Another old Sun friend, Gary Gately, came aboard at the Examiner for a year as an assistant managing editor – until the newspaper decided it had too many assistant managing editors and bid him bye-bye. But during his tenure, for the few months I worked two blocks away editing at the weekly Baltimore Business Journal, I’d wander past the Pratt Street office tower housing his newspaper and usually find him on a cigarette break with colleagues. So I got to meet quite a few of the Examiner’s reporters and editors.

A casual conversation with Gately and sports editor Jon Gallo led to a freelance venture writing stories on new Baltimore Orioles baseball players, providing me with press credentials for spring training in Florida last year. I’d always wanted to write baseball stories, and the Examiner bought and published seven from me. I worked a little harder than one might imagine during a nearly two-week stint in Florida, but got to see plenty of baseball – and in the end managed to keep my expenses low enough so that they pretty much matched the income. (Tax bite: Zero.)

The Sun had three folks covering spring training, while the Examiner was relying on the Associated Press. It left an opening for my freelance opportunity – one that I wasn’t going to have anywhere else. For that, thanks, Examiner! (And if any other news organization around town is looking for some freelance coverage this year, I’m very available….)

It also provided a regular check for my friend Rafael Alvarez who, after taking his buyout from The Sun, tried his hand at television writing (The Wire series on HBO, and the first season of Life on NBC before being fired after the writers’ strike) and then expanded his newspaper freelancing.

So the Examiner has been good to some of my friends, and a place for news folks to hang a hat and ply their trade for the benefit of however many folks actually read the newspaper.

I hope a lot of folks were reading it, and that they’ll miss it.

Good or bad, depending on your view, it was a real newspaper. And its death further diminishes an ailing industry.
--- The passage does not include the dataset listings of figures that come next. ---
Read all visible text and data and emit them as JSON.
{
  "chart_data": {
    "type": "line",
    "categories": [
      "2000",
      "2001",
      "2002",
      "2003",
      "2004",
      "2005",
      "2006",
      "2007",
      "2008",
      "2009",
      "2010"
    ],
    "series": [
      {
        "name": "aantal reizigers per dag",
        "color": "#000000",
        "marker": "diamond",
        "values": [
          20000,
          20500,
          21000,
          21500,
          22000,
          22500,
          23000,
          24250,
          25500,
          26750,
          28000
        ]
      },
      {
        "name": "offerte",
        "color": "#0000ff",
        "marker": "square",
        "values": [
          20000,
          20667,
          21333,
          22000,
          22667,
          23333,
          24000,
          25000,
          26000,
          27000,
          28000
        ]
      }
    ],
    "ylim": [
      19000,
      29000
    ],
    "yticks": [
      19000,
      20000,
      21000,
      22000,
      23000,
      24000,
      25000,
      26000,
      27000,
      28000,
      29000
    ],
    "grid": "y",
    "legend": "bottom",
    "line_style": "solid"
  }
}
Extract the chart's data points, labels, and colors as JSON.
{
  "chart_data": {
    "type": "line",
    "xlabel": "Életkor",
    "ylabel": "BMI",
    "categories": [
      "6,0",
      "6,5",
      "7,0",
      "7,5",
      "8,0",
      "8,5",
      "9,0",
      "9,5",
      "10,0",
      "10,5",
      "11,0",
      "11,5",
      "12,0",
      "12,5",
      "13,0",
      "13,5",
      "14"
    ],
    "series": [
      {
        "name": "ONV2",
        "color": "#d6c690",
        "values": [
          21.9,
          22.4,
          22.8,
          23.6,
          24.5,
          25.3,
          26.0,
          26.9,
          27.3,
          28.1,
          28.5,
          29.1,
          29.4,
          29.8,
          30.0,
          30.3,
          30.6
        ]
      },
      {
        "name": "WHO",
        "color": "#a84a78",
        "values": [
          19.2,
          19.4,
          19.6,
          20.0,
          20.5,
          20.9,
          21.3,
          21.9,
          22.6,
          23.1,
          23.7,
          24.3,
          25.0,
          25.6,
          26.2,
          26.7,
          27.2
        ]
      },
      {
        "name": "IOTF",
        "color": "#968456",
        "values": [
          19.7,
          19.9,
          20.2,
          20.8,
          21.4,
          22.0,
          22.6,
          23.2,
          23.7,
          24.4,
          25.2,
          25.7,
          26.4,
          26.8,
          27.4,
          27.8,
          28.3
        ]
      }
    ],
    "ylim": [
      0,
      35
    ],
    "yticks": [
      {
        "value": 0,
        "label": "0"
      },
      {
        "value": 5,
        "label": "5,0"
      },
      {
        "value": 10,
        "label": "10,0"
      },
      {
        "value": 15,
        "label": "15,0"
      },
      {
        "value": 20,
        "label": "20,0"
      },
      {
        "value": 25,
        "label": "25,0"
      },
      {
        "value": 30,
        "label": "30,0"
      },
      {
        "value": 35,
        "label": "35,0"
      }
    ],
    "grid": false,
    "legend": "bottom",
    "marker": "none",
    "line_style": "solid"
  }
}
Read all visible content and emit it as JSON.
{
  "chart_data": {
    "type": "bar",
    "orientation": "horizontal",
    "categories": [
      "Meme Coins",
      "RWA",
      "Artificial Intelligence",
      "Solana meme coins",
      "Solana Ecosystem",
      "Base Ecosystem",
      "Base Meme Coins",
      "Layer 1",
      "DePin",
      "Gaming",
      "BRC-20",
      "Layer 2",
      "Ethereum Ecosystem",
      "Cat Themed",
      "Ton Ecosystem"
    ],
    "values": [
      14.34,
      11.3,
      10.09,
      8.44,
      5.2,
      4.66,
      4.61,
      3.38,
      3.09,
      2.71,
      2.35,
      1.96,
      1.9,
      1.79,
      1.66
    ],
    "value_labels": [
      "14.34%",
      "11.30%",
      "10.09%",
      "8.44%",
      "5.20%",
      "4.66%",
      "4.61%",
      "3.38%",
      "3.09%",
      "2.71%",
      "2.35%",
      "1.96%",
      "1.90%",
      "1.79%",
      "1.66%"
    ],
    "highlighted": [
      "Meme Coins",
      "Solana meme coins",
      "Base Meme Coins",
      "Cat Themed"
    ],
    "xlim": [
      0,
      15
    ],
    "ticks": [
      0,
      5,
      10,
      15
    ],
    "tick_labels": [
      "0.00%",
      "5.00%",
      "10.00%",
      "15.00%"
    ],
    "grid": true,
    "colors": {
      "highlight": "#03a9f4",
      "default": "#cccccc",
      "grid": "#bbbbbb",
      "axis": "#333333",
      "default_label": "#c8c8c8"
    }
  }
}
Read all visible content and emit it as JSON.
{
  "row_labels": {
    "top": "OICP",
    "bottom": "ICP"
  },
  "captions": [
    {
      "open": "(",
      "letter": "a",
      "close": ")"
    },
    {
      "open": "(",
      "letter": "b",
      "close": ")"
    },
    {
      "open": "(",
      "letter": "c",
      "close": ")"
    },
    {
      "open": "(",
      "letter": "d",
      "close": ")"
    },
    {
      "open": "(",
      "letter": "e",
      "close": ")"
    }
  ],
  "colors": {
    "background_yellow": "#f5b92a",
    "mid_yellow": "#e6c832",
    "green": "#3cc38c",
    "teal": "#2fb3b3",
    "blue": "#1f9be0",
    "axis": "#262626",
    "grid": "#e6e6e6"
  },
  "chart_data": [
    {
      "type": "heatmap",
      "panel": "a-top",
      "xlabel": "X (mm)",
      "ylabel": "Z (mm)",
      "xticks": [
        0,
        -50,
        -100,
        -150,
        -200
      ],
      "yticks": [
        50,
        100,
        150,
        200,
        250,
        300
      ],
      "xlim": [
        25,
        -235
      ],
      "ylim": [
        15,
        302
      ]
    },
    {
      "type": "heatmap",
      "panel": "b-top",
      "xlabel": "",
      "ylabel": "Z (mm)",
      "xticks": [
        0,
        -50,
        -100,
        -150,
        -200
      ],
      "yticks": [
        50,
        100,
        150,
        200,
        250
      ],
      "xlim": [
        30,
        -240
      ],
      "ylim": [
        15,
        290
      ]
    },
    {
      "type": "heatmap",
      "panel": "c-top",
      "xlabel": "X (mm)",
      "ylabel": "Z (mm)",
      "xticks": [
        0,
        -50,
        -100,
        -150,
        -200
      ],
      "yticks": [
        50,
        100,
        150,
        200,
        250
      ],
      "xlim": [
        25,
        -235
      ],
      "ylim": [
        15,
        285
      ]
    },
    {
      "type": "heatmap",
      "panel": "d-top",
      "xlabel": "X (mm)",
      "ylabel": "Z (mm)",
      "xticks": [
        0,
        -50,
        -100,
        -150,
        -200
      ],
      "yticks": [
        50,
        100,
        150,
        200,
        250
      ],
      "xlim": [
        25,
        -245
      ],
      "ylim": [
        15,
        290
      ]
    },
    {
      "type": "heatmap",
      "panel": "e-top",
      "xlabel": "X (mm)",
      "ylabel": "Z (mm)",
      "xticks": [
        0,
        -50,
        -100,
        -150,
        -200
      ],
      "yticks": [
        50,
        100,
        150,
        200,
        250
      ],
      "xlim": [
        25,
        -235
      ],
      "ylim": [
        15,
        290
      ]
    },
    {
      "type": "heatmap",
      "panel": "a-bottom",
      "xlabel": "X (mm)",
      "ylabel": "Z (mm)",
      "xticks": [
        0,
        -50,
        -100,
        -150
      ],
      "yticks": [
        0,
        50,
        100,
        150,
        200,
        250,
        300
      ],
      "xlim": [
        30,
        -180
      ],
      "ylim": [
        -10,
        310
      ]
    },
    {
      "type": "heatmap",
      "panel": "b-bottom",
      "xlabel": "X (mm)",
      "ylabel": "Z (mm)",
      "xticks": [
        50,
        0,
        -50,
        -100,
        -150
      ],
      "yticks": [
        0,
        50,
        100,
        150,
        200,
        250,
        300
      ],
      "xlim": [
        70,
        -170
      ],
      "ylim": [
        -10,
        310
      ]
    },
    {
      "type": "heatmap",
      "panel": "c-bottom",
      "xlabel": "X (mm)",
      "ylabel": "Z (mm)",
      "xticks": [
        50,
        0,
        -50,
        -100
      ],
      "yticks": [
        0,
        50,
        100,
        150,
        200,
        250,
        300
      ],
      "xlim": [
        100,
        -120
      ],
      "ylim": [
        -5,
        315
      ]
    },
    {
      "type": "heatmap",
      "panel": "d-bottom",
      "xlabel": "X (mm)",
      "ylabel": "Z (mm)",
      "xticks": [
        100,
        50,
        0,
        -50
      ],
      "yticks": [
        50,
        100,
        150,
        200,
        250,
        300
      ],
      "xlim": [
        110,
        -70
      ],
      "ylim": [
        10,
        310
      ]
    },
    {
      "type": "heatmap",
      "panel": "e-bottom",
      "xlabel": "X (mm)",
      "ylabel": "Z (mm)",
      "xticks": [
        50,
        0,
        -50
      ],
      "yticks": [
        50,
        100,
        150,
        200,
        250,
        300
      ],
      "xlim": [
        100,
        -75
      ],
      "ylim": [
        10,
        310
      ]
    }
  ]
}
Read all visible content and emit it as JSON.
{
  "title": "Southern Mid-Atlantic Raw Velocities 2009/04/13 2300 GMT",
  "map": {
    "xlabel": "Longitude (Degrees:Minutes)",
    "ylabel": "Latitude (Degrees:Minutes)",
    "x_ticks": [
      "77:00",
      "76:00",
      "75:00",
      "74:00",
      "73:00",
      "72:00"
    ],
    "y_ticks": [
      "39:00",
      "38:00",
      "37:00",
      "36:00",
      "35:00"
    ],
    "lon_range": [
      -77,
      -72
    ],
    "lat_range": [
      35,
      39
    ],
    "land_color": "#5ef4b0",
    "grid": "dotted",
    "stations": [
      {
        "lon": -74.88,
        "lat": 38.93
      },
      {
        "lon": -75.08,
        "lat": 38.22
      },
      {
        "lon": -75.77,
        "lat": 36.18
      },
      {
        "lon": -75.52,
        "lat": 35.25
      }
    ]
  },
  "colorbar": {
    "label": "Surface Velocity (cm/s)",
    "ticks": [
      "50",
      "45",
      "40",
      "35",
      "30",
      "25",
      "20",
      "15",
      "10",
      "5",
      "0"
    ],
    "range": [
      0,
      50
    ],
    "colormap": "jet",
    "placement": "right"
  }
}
Locally, there’s still The Sun – although a much smaller newspaper than the one I worked at for 40 years. Its daily business and metro news sections have been incorporated into the main news section, its foreign bureaus are gone, its once-vaunted national reporting minimized. Sports and features sections are smaller.

Hardly a wonder people are looking elsewhere for news these days.

The Fourth Estate is simply a mess.

Today’s fortune cookie message

All your hard work will soon be paid off.

Daily number: 018

5 comments:

sungal said...

being a newspaper lover, i'm sad top see the examiner go. the really sad part is that the sun has turned into the examiner: filled with "a lot of little stories."

Anonymous said...

The Examiner delivery reminds me of something the Dallas Morning News is doing here: tossing a small paper of briefs, called Briefing, for free. I don't take the paper for the sole purpose that it's mostly briefs these days. I want stories to read, not briefs.

Kathleen said...

The Washington Post has gotten smaller these days, too. I subscribe to the Sunday edition, and it's a bit smaller than the weekday editions used to be (I can only assume they're smaller these days, too.) Now that the elections are over, I'm seriously considering cancelling that subscription. I miss good newspapers.

MitchHellman said...

At this rate, pretty soon there won't be enough newspaper left to line the bottom of a bird cage. I'll have to start printing out some of the daily sh*tload of spam I receive just so the bird has something to read.

Anonymous said...

For the last time: The Baltimore Examiner is not being closed because it is losing money. It makes money; today's advertising-(not duplicated with the DC edition)-packed edition is evidence. The paper simply does not make ENOUGH money to satisfy its publishers. What's killing newspapers today--and has been for the past 25 years--isn't that they aren't profitable. It's corporate management and shareholder GREED. A newspaper that breaks even or makes even a little money is a failure in their eyes and not worth the trouble. In most industries, that thinking is ridiculous. In the modern newspaper business, it's the status quo.